報道では、変異株の登場、新たな変異株の出現、毎日の感染者数(ただし陽性者数とは言わない)の推移、○回目ワクチンの接種回数、蔓延防止重点措置、医療機関の病床数の逼迫、緊急事態宣言、この繰り返しでした。食事による免疫能の維持や回復といったニュースは、きっとどこかでは発信されていたはずですが、かき消されていたのでしょう。

今回のコロナ禍ではっきりしたことは「自分で探そうとしなければ何も見つからない」ということです。また「人は見たいと欲する現実しか見ない」ということも改めて実感しました。

これはメディアのコントロールもあるにせよ、日本国内全体が特定の情報を求めていたから延々と繰り返されていたということも言えるはずです。

自分自身についても、noteに記事を書き始めてから、自分の調べてきたことについて内省し、情報源の範囲を広げることでより一層注意深く考えるようになりました。

国民の一定数が昨今の国策に違和感を感じれば、マスメディアも無視できないでしょう。国も国際関係上、何らかの事情があってこうするしかないのかもしれません。現に、政府や報道内容にも変化が起きているようにも感じますし、それに合わせて街中にも変化が起こっているのではないでしょうか。

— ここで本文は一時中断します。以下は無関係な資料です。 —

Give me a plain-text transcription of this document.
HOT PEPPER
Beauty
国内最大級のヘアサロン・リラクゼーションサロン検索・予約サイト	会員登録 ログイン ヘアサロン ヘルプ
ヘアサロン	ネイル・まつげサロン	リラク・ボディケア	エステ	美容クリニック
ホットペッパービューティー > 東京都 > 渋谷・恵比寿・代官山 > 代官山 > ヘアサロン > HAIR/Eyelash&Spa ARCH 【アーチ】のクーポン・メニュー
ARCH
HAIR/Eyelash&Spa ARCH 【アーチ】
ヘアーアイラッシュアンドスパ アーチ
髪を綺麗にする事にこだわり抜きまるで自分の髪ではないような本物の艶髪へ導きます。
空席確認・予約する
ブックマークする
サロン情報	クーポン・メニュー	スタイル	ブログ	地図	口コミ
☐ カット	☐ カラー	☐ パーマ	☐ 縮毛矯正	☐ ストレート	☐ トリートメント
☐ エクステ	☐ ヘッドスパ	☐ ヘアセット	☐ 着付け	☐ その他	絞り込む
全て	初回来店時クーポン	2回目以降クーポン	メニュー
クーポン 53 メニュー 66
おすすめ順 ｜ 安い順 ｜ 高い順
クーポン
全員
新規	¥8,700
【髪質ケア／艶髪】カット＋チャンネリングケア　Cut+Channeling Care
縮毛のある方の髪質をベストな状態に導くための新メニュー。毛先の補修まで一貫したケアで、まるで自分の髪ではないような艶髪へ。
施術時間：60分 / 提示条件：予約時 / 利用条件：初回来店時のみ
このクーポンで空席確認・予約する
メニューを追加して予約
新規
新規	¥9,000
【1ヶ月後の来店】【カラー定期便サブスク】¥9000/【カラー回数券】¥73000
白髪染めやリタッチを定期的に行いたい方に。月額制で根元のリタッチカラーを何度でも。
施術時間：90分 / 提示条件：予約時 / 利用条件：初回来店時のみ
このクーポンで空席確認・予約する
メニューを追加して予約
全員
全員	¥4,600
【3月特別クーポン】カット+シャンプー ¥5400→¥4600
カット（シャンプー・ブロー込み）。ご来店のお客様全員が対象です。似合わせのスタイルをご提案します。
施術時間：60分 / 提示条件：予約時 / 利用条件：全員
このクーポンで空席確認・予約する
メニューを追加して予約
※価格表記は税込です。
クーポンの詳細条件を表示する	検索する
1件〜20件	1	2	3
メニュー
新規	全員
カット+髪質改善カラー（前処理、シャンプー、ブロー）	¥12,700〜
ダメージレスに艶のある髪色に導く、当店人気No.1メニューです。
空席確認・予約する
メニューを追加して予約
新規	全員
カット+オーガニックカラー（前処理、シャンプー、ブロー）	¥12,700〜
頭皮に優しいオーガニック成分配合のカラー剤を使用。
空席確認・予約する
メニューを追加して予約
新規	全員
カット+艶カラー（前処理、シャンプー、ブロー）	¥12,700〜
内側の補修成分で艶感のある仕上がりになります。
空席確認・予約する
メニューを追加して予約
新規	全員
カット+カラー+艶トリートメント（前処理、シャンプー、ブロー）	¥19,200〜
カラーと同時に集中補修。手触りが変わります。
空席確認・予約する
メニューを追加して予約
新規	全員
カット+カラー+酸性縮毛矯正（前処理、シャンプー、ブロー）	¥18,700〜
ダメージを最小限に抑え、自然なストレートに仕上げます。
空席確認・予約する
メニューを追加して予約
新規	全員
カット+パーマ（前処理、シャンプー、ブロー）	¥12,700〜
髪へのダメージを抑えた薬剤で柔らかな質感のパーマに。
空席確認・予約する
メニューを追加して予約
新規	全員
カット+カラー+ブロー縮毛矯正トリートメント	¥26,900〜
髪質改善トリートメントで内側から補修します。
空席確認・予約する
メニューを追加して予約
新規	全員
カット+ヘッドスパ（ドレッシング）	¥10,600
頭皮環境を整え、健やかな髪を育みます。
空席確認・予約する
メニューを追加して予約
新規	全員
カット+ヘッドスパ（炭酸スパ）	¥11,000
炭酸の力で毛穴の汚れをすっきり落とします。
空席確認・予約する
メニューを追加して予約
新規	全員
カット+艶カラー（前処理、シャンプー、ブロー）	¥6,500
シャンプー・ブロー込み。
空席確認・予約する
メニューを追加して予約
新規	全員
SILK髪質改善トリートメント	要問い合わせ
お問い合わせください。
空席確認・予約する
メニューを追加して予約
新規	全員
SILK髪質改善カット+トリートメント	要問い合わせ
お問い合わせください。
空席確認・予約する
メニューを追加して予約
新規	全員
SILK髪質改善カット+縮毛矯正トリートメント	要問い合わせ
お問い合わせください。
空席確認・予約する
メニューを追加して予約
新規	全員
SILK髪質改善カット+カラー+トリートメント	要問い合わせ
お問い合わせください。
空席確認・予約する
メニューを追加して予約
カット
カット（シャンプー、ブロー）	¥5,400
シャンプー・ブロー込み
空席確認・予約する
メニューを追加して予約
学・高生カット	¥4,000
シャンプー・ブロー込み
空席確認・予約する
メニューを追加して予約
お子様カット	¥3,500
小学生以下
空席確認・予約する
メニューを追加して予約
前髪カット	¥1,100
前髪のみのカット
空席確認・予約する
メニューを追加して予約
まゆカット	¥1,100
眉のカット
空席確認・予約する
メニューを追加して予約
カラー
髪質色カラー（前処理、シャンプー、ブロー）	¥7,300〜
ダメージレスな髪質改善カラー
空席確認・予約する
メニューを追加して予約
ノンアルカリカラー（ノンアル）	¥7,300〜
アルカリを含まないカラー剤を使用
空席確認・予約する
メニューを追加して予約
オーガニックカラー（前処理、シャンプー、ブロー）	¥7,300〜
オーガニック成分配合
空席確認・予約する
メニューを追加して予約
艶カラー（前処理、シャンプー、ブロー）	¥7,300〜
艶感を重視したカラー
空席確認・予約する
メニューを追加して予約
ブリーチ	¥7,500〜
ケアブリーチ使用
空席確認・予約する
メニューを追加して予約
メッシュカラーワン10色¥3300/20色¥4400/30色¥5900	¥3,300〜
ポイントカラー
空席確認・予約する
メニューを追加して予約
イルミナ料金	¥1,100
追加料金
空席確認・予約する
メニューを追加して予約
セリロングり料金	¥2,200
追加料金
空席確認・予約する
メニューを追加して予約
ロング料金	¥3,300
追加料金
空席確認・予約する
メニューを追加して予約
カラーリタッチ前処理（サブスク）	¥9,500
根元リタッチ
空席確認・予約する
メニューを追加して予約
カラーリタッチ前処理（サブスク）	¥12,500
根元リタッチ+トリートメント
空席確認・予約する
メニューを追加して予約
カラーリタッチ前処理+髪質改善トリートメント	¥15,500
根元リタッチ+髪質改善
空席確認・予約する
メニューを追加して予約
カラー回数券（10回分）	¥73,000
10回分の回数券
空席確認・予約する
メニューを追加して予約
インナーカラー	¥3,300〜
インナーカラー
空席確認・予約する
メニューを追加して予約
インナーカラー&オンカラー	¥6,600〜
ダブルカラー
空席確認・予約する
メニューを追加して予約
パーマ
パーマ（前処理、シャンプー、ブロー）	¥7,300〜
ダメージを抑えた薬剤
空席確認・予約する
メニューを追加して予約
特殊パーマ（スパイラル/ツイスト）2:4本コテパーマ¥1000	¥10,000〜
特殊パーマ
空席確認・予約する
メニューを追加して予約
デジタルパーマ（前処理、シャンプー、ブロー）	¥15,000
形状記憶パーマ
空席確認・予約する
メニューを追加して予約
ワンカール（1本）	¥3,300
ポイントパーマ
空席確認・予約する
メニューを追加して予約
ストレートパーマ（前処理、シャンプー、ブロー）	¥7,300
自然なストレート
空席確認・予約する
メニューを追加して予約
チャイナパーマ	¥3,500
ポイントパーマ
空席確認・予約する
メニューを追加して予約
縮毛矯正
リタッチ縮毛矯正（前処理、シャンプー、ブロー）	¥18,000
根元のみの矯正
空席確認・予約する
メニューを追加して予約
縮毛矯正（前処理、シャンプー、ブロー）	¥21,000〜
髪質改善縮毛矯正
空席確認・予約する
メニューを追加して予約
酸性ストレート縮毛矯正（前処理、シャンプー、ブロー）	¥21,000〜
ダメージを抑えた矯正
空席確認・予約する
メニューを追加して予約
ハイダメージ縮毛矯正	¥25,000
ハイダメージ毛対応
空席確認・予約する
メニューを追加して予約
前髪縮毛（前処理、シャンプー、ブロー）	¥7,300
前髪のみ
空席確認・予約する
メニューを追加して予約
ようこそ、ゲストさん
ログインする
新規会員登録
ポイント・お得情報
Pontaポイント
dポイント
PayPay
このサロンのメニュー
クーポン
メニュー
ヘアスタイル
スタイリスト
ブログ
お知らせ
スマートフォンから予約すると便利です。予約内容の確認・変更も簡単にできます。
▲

「人がつくった制度=壁=システムにもヒビが入り始めている」と私は信じたいです。

誰かがやってくれると思っていたら、結局のところ他人の顔を伺って何もしないんですよね。自分にもそうした面はありますから、自分で自分に言い聞かせています。特にこのコロナについては、自分の頭で考えて、自分なりに判断して、自分で終わらせていくしかないのだと思います。

同時に「一般生活者に伝わるメッセージを届けられているか」「自分が見たいと欲する現実しか見ていないのではないか」について振り返りながら、今後も記事を書いていきたいと思いました。

長文をお読みいただき、ありがとうございました。